Square Enix announced Final Fantasy 7 Remake at Sony's E3 conference for one reason: it was, at the time, a timed PlayStation 4 exclusive. "Play it first on PlayStation 4," the first Final Fantasy 7 Remake trailer said. In fact, Nomura claimed that one of the reasons why Square Enix greenlit Final Fantasy 7 Remake in the first place was to increase the popularity of Sony's console, which is already home to a number of Square Enix titles.

But that was in 2015, and things have changed a lot over the past four years. Currently, the PlayStation 4 controls half of the console market. It doesn't really need more help. In addition, the PS4 is nearing the end of its lifespan, and there are already rumblings that the PlayStation 5 is on its way. Nintendo is a major player in the console game again, thanks to the red-hot Switch, and more and more Final Fantasy titles are making their way to PC.

So, does Final Fantasy 7 Remake's planned exclusivity still hold? According to rumors, not so much. Reports from retailers indicate that Cloud, Sephiroth, and the rest game might come to the Xbox One and the Switch sooner than expected. In fact, if development continues to take so long, Final Fantasy 7 Remake may miss the PlayStation 4 entirely, and will make its long-awaited debut on the PlayStation 5 instead.

An adventure that's too big for just one game — but how big exactly?

We've known for a while that Final Fantasy 7 Remake will be coming out in multiple parts. In order to make a modern game based on Final Fantasy 7's framework, Square Enix would've had to cut content to make the whole thing fit in a single title. Instead of doing that, Nomura and Kitase decided to release Final Fantasy 7 Remake in multiple installments, giving them room to (re-)tell the story the way that they want to.

We do not know, however, exactly how many parts that is. At first, people assumed that the game would be truly episodic, like The Walking Dead or Square Enix's own Life Is Strange. Later, Nomura and Kitase claimed that Final Fantasy 7 Remake will be more like the Final Fantasy 13 franchise, which contains three full-sized stand-alone games. That's interesting, but it doesn't really explain how many installments of Final Fantasy 7 Remake we're getting, or how much story each one will cover.

The latest round of rumors indicate that Final Fantasy 7 Remake will be split in half, with the first episode covering the first disc of the original game, which ends with Final Fantasy 7's infamous death scene — you know the one. Other reports claim that there will be three Final Fantasy 7 Remake titles, and that the first one will take place entirely in Midgar. Either way, get ready for more detailed environments, a lot of extra content, and, most likely, a price tag above $60 if you want to get the whole story.

E3, where all your fantasies come true

In May 2019, something miraculous happened. Just when Final Fantasy 7 Remake was starting to join games like Half-Life 3, Beyond Good & Evil 2, and other highly anticipated titles that don't seem like they're ever going to come out, Square Enix surprised everyone by dropping a brand new trailer proving that, yes, the game is real, and yes, it looks gorgeous.

Square Enix didn't provide much more information, and after a four-year wait, that trailer is awfully short, but we should see more soon. In a post on the official PlayStation Blog, Kitase said that Square Enix is "preparing to release more official information in June." You know what else happens in June?

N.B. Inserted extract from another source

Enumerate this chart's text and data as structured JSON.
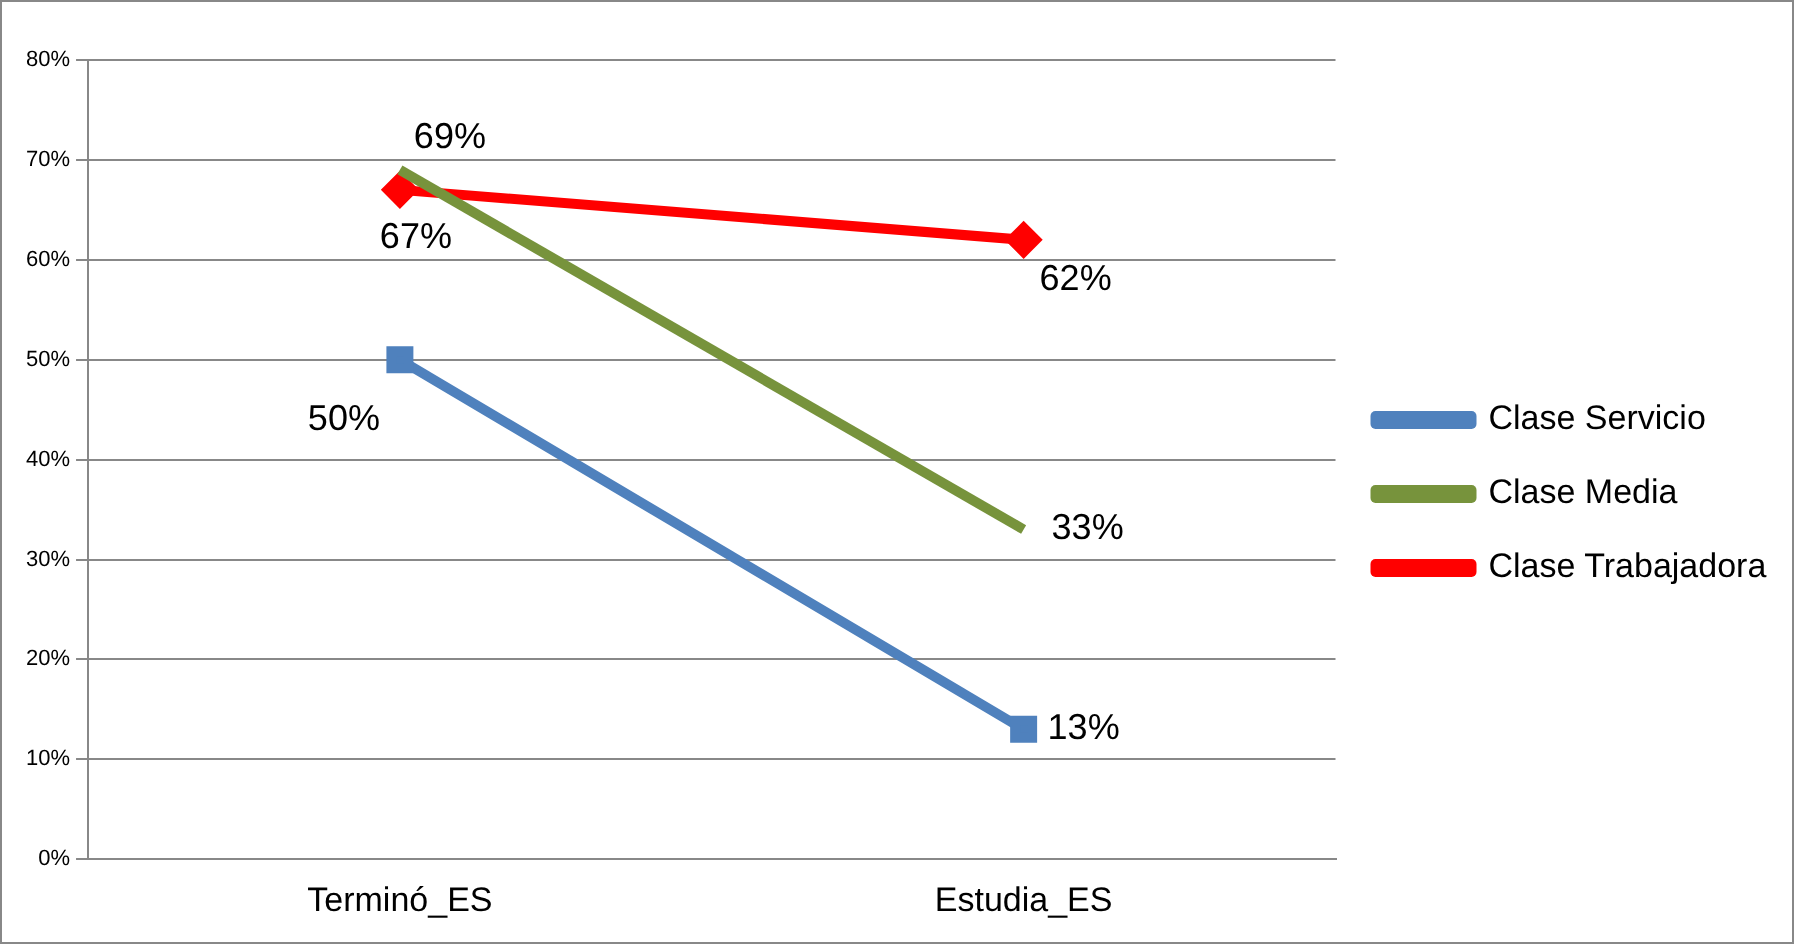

Why, E3, of course. In fact, in 2019 Square Enix will hold its own E3 press event for the first time in years. The company must have something big to show — and what could be bigger than Final Fantasy 7 Remake?

Rumors indicate that the E3 press conference might even be followed by a PlayStation Plus-exclusive Final Fantasy 7 Remake demo, which would be enough for Square Enix to win E3 with a single announcement. If you're a Final Fantasy fan, pay attention to what's happening in Los Angeles on Monday, June 10 at 6 p.m. (Pacific). You may very well like what you see.